Repetitive thoughts (a cognitive representation of past stressful events or unpleasant future events) mediate the relationship between stress and physical illness. Stress persistence generated by repetitive thoughts has been shown to be associated with physiological activation and increasing susceptibility to disease (Verkuil et al., 2009). A sustained response to stressful events and delayed recovery of CV responses after acute stress can increase the risk of CV complications, which may be due to the continuation of stress-related thoughts (Key et al., 2008).
This study revealed no significant direct and indirect effect of worry on CAD severity within the mediation model. The findings of previous studies are inconsistent concerning the association of anxiety and worry with CVD. For example, one meta-analysis demonstrated a 52% increased risk of CVD onset for patients with anxiety symptoms such as worry (Batelaan et al., 2016), and other research shows that severe worry is associated with a significant decrease in heart rate variability (Tully et al., 2013). In contrast, other studies reported beneficial effects of anxiety on CV morbidity and mortality (Meyer et al., 2015). Research has also found no significant correlation between anxiety and CVD (Burokienė et al., 2014). Several factors can affect the impact of worry, which may also explain why we found no significant effect of worry on CAD severity. First, worry in individuals with high perceived control may mobilise a health behaviour (such as going to the doctor if one experiences chest pain) whereas worry in individuals with less perceived control may prompt feelings of helplessness (Scott et al., 2010). So, it is possible that a high level of perceived control among our participants has modified the impact of worry. It should also be noted that worry and anger rumination may indicate overlapping constructs as repetitive thoughts.

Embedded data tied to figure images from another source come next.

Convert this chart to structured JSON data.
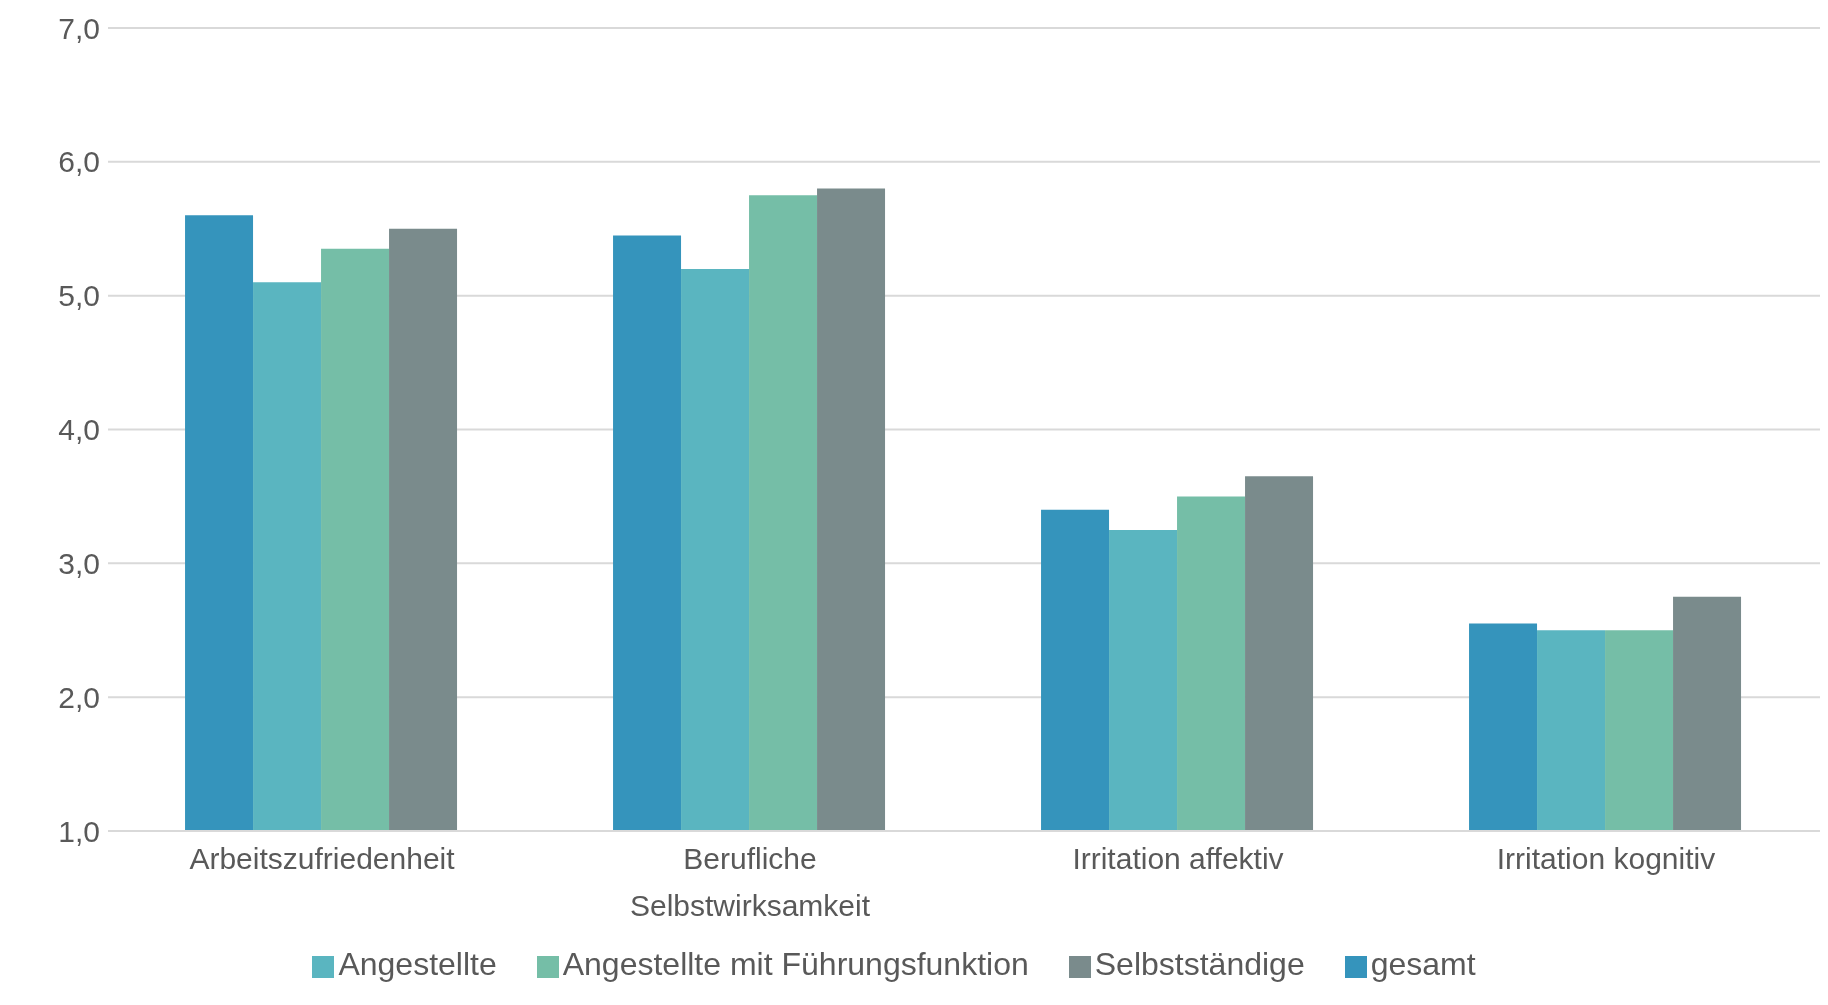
{
  "chart_data": {
    "type": "bar",
    "categories": [
      "Arbeitszufriedenheit",
      "Berufliche Selbstwirksamkeit",
      "Irritation affektiv",
      "Irritation kognitiv"
    ],
    "series": [
      {
        "name": "gesamt",
        "color": "#3594bc",
        "values": [
          5.6,
          5.45,
          3.4,
          2.55
        ]
      },
      {
        "name": "Angestellte",
        "color": "#5ab5c0",
        "values": [
          5.1,
          5.2,
          3.25,
          2.5
        ]
      },
      {
        "name": "Angestellte mit Führungsfunktion",
        "color": "#75bea7",
        "values": [
          5.35,
          5.75,
          3.5,
          2.5
        ]
      },
      {
        "name": "Selbstständige",
        "color": "#7a8b8c",
        "values": [
          5.5,
          5.8,
          3.65,
          2.75
        ]
      }
    ],
    "ylim": [
      1,
      7
    ],
    "yticks": [
      {
        "value": 1,
        "label": "1,0"
      },
      {
        "value": 2,
        "label": "2,0"
      },
      {
        "value": 3,
        "label": "3,0"
      },
      {
        "value": 4,
        "label": "4,0"
      },
      {
        "value": 5,
        "label": "5,0"
      },
      {
        "value": 6,
        "label": "6,0"
      },
      {
        "value": 7,
        "label": "7,0"
      }
    ],
    "grid": "y",
    "legend": "bottom"
  }
}
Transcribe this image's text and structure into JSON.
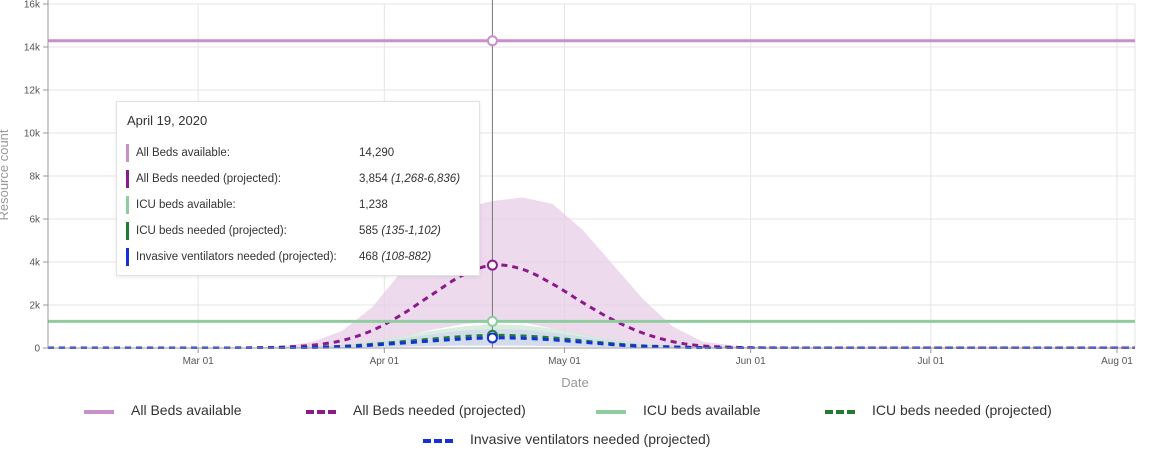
{
  "chart_data": {
    "type": "line",
    "title": "",
    "xlabel": "Date",
    "ylabel": "Resource count",
    "ylim": [
      0,
      16000
    ],
    "xlim": [
      "2020-02-05",
      "2020-08-04"
    ],
    "y_ticks": [
      0,
      2000,
      4000,
      6000,
      8000,
      10000,
      12000,
      14000,
      16000
    ],
    "y_tick_labels": [
      "0",
      "2k",
      "4k",
      "6k",
      "8k",
      "10k",
      "12k",
      "14k",
      "16k"
    ],
    "x_ticks": [
      "2020-03-01",
      "2020-04-01",
      "2020-05-01",
      "2020-06-01",
      "2020-07-01",
      "2020-08-01"
    ],
    "x_tick_labels": [
      "Mar 01",
      "Apr 01",
      "May 01",
      "Jun 01",
      "Jul 01",
      "Aug 01"
    ],
    "grid": true,
    "legend_position": "bottom",
    "series": [
      {
        "name": "All Beds available",
        "color": "#c88fc8",
        "style": "solid",
        "x": [
          "2020-02-05",
          "2020-08-04"
        ],
        "y": [
          14290,
          14290
        ]
      },
      {
        "name": "All Beds needed (projected)",
        "color": "#8b1a8b",
        "band_color": "#e7cde7",
        "style": "dashed",
        "x": [
          "2020-02-05",
          "2020-03-01",
          "2020-03-10",
          "2020-03-15",
          "2020-03-20",
          "2020-03-25",
          "2020-03-30",
          "2020-04-04",
          "2020-04-09",
          "2020-04-14",
          "2020-04-19",
          "2020-04-24",
          "2020-04-29",
          "2020-05-04",
          "2020-05-09",
          "2020-05-14",
          "2020-05-19",
          "2020-05-24",
          "2020-05-31",
          "2020-06-10",
          "2020-07-01",
          "2020-08-04"
        ],
        "y": [
          0,
          0,
          10,
          40,
          130,
          350,
          820,
          1570,
          2500,
          3380,
          3854,
          3660,
          2980,
          2120,
          1320,
          700,
          300,
          100,
          20,
          0,
          0,
          0
        ],
        "y_low": [
          0,
          0,
          0,
          10,
          40,
          110,
          260,
          520,
          850,
          1100,
          1268,
          1200,
          900,
          600,
          320,
          150,
          60,
          20,
          0,
          0,
          0,
          0
        ],
        "y_high": [
          0,
          0,
          20,
          80,
          280,
          800,
          1900,
          3600,
          5300,
          6500,
          6836,
          7000,
          6700,
          5500,
          3900,
          2300,
          1000,
          300,
          50,
          0,
          0,
          0
        ]
      },
      {
        "name": "ICU beds available",
        "color": "#8fcc9f",
        "style": "solid",
        "x": [
          "2020-02-05",
          "2020-08-04"
        ],
        "y": [
          1238,
          1238
        ]
      },
      {
        "name": "ICU beds needed (projected)",
        "color": "#1e7d32",
        "band_color": "#cfe7d6",
        "style": "dashed",
        "x": [
          "2020-02-05",
          "2020-03-01",
          "2020-03-15",
          "2020-03-25",
          "2020-04-01",
          "2020-04-09",
          "2020-04-14",
          "2020-04-19",
          "2020-04-24",
          "2020-04-29",
          "2020-05-04",
          "2020-05-09",
          "2020-05-14",
          "2020-05-24",
          "2020-06-01",
          "2020-08-04"
        ],
        "y": [
          0,
          0,
          10,
          80,
          220,
          420,
          530,
          585,
          560,
          470,
          330,
          200,
          100,
          20,
          0,
          0
        ],
        "y_low": [
          0,
          0,
          0,
          20,
          60,
          110,
          130,
          135,
          130,
          110,
          80,
          50,
          25,
          5,
          0,
          0
        ],
        "y_high": [
          0,
          0,
          20,
          150,
          420,
          800,
          1000,
          1102,
          1060,
          900,
          650,
          400,
          200,
          40,
          0,
          0
        ]
      },
      {
        "name": "Invasive ventilators needed (projected)",
        "color": "#1530d6",
        "band_color": "#cfd6ef",
        "style": "dashed",
        "x": [
          "2020-02-05",
          "2020-03-01",
          "2020-03-15",
          "2020-03-25",
          "2020-04-01",
          "2020-04-09",
          "2020-04-14",
          "2020-04-19",
          "2020-04-24",
          "2020-04-29",
          "2020-05-04",
          "2020-05-09",
          "2020-05-14",
          "2020-05-24",
          "2020-06-01",
          "2020-08-04"
        ],
        "y": [
          0,
          0,
          8,
          60,
          170,
          330,
          420,
          468,
          450,
          380,
          270,
          160,
          80,
          15,
          0,
          0
        ],
        "y_low": [
          0,
          0,
          0,
          15,
          45,
          90,
          105,
          108,
          105,
          90,
          65,
          40,
          20,
          4,
          0,
          0
        ],
        "y_high": [
          0,
          0,
          15,
          120,
          330,
          640,
          800,
          882,
          850,
          720,
          520,
          320,
          160,
          30,
          0,
          0
        ]
      }
    ],
    "crosshair_date": "2020-04-19",
    "tooltip": {
      "date": "April 19, 2020",
      "rows": [
        {
          "label": "All Beds available:",
          "value": "14,290",
          "range": "",
          "color": "#c88fc8"
        },
        {
          "label": "All Beds needed (projected):",
          "value": "3,854",
          "range": "(1,268-6,836)",
          "color": "#8b1a8b"
        },
        {
          "label": "ICU beds available:",
          "value": "1,238",
          "range": "",
          "color": "#8fcc9f"
        },
        {
          "label": "ICU beds needed (projected):",
          "value": "585",
          "range": "(135-1,102)",
          "color": "#1e7d32"
        },
        {
          "label": "Invasive ventilators needed (projected):",
          "value": "468",
          "range": "(108-882)",
          "color": "#1530d6"
        }
      ]
    }
  }
}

So, another possible explanation is that the proportion of variance explained for CAD severity by anger rumination may overlap with the variance of worry; therefore, there might have been a direct effect of worry on CAD severity if anger rumination had not been controlled.
Limitations
This study had some limitations that need to be considered. First, the study was cross-sectional in nature, so it cannot identify causal relationships. Data were collected by means of a questionnaire, which may generate procedural reactivity and expectancy effects. The study’s focus was on CAD severity and its relationship to worry, anger rumination and spiritual well-being. Other factors unconsidered by this study may still be present. Not considering alternative hypotheses is yet another limitation, so future studies should consider other factors and hypotheses.
Conclusion
Results of this study reveal that spiritual well-being and anger rumination are significant predictors of CAD severity. These findings can strengthen theoretical models related to health and their practical application – in particular, by health professionals attentive to the role of psychological factors in preventive and therapeutic interventions related to CADs.